Gila County Voting Tabulators
By Steve Otto
The Arizona Republican Party held its annual convention Saturday, January 28, 2023 in Phoenix. I am a Republican State Committee delegate for a third term and very interested in the whole voter integrity debate. Gila County Director of Elections, Eric Mariscal brought Gila County’s ballot tabulator machines to conduct the elections for state officers, bylaws and resolutions and I volunteered to man a tabulator.

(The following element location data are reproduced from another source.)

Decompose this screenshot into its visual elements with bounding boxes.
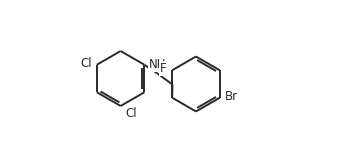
Text: Cl: Cl <box>81 57 92 70</box>
Text: F: F <box>160 62 167 75</box>
Text: Br: Br <box>225 90 238 103</box>
Text: NH: NH <box>149 58 167 71</box>
Text: Cl: Cl <box>125 107 136 119</box>
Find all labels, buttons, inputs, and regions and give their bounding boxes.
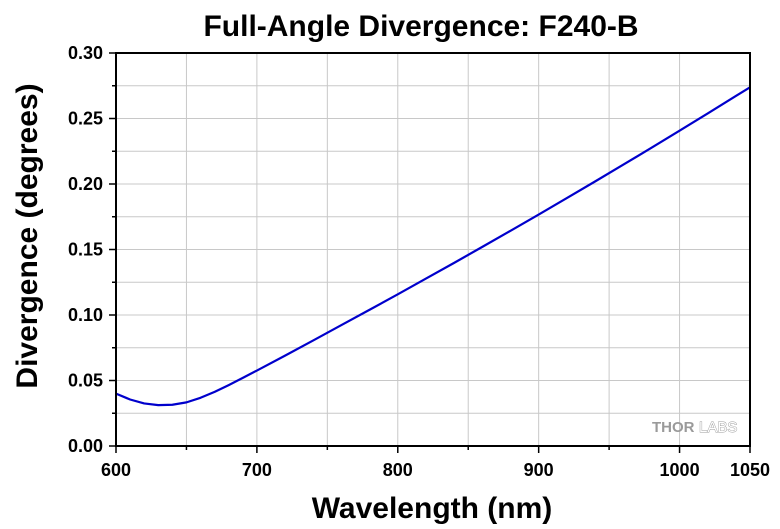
y-tick-label: 0.25 — [68, 109, 103, 129]
chart-title: Full-Angle Divergence: F240-B — [203, 10, 638, 43]
y-tick-label: 0.15 — [68, 240, 103, 260]
plot-frame — [115, 52, 751, 447]
y-tick-label: 0.05 — [68, 371, 103, 391]
x-tick-labels: 600 700 800 900 1000 1050 — [101, 460, 770, 480]
series — [115, 86, 751, 407]
grid — [116, 53, 750, 446]
x-tick-label: 700 — [242, 460, 272, 480]
axis-ticks — [109, 52, 751, 453]
y-tick-labels: 0.00 0.05 0.10 0.15 0.20 0.25 0.30 — [68, 43, 103, 456]
y-tick-label: 0.30 — [68, 43, 103, 63]
y-axis-label: Divergence (degrees) — [11, 83, 44, 388]
y-tick-label: 0.10 — [68, 305, 103, 325]
y-tick-label: 0.20 — [68, 174, 103, 194]
x-axis-label: Wavelength (nm) — [312, 492, 553, 525]
x-tick-label: 1000 — [660, 460, 700, 480]
y-tick-label: 0.00 — [68, 436, 103, 456]
x-tick-label: 600 — [101, 460, 131, 480]
watermark-brand-light: LABS — [699, 419, 737, 436]
x-tick-label: 800 — [383, 460, 413, 480]
x-tick-label: 900 — [524, 460, 554, 480]
x-tick-label: 1050 — [730, 460, 770, 480]
watermark-brand-bold: THOR — [652, 419, 695, 436]
thorlabs-watermark: THOR LABS — [652, 419, 738, 437]
series-line — [115, 86, 751, 407]
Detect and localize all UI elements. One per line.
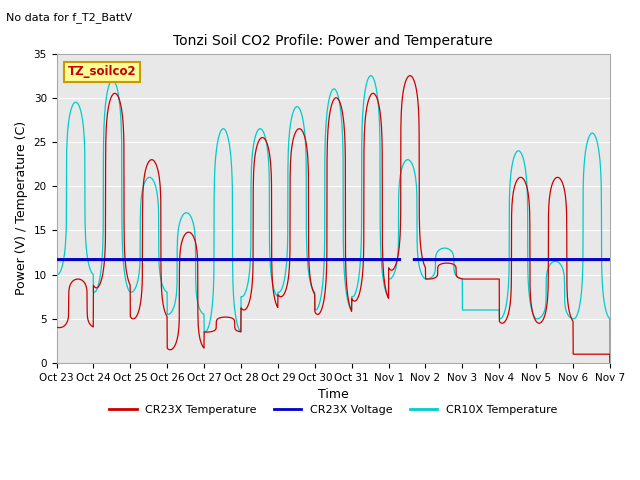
- Text: No data for f_T2_BattV: No data for f_T2_BattV: [6, 12, 132, 23]
- CR23X Voltage: [148, 257, 156, 263]
- CR23X Temperature: [265, 147, 273, 153]
- Line: CR10X Temperature: CR10X Temperature: [56, 76, 610, 363]
- CR10X Temperature: [289, 110, 296, 116]
- Legend: CR23X Temperature, CR23X Voltage, CR10X Temperature: CR23X Temperature, CR23X Voltage, CR10X …: [104, 400, 562, 420]
- CR10X Temperature: [536, 315, 543, 321]
- CR10X Temperature: [595, 151, 603, 156]
- CR23X Temperature: [406, 73, 413, 79]
- CR23X Temperature: [289, 139, 296, 144]
- CR23X Voltage: [595, 257, 603, 263]
- Line: CR23X Temperature: CR23X Temperature: [56, 76, 610, 363]
- CR10X Temperature: [148, 176, 156, 182]
- CR23X Temperature: [536, 320, 543, 326]
- CR23X Temperature: [148, 157, 156, 163]
- CR10X Temperature: [265, 161, 273, 167]
- Y-axis label: Power (V) / Temperature (C): Power (V) / Temperature (C): [15, 121, 28, 295]
- CR23X Voltage: [116, 257, 124, 263]
- CR23X Voltage: [536, 257, 543, 263]
- Title: Tonzi Soil CO2 Profile: Power and Temperature: Tonzi Soil CO2 Profile: Power and Temper…: [173, 34, 493, 48]
- Text: TZ_soilco2: TZ_soilco2: [68, 65, 136, 78]
- CR23X Voltage: [606, 257, 614, 263]
- CR23X Temperature: [606, 360, 614, 366]
- CR10X Temperature: [116, 101, 124, 107]
- CR10X Temperature: [606, 360, 614, 366]
- CR10X Temperature: [52, 272, 60, 277]
- X-axis label: Time: Time: [318, 388, 349, 401]
- CR10X Temperature: [367, 73, 374, 79]
- CR23X Temperature: [116, 97, 124, 103]
- CR23X Temperature: [595, 351, 603, 357]
- CR23X Temperature: [52, 324, 60, 330]
- CR23X Voltage: [289, 257, 296, 263]
- CR23X Voltage: [52, 257, 60, 263]
- CR23X Voltage: [265, 257, 273, 263]
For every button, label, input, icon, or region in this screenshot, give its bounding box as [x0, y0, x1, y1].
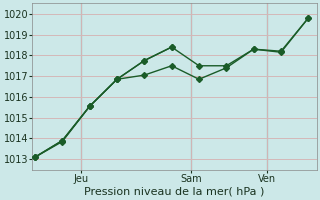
X-axis label: Pression niveau de la mer( hPa ): Pression niveau de la mer( hPa ) — [84, 187, 265, 197]
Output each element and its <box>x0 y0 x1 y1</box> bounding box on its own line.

I received an hour training as to the use of the equipment and the procedures for handling ballots. The process began with open ballot storage boxes and the opportunity for any delegate to check emptiness. Step 2, the lids were lowered and the ballot boxes were locked. Step 3, the tabulators were removed from transport bags and slid into slots on top of the ballot box where I attached the power cords. Some delegates checked out the tabulators with cell phones in hand looking for internet connection; there were none. Step 4, the machines were programmed with the candidates and write in lines. A zero tape was run to show every position on the ballot was zero. There were 2 folks per machine and we each had to sign the zero tape and verify the tabulator counter was zero. Step 5, feed ballots through. My station did 228 for candidates and 320 for resolutions. There was no reason for the count to be the same. Folks just went to the machine with the shortest line. Step 6, voting closed and a red finish marker was run through the tabulator. Two count tapes were run and each had to be signed twice. Eric Mariscal kept one and the other went in a box with the ballots. Both of us working the tabulator emptied the ballots into a special box, labeled the box with tabulator identifier and ballot number and signed the boxes. Step 7, a marshal put seals on the boxes and they were stacked on stage.
I laid out the entire process to indicate the issues that happened in Maricopa County weren’t accidental, there should never be two sizes of paper at an election site, IDs should be checked to receive a ballot, and the ballots should never be handled without signing and noting chain of custody.
Every delegate was given all of their ballots when they showed ID during the credentialing process, they showed their ID and badge when the came to the tabulator.
My takeaway from a day working the election process is that the Maricopa County voting issues are corruption driven and have nothing to do with electronic vote tabulators. Arizona elections need to get back to in person precinct voting with full chain of custody recording. Early voting can be allowed but it needs to be in person as well with the voter having appropriate ID, and ballots secured.
I had to show my ID and credentials to handle any ballots and that was for races far less important than who runs the state of Arizona.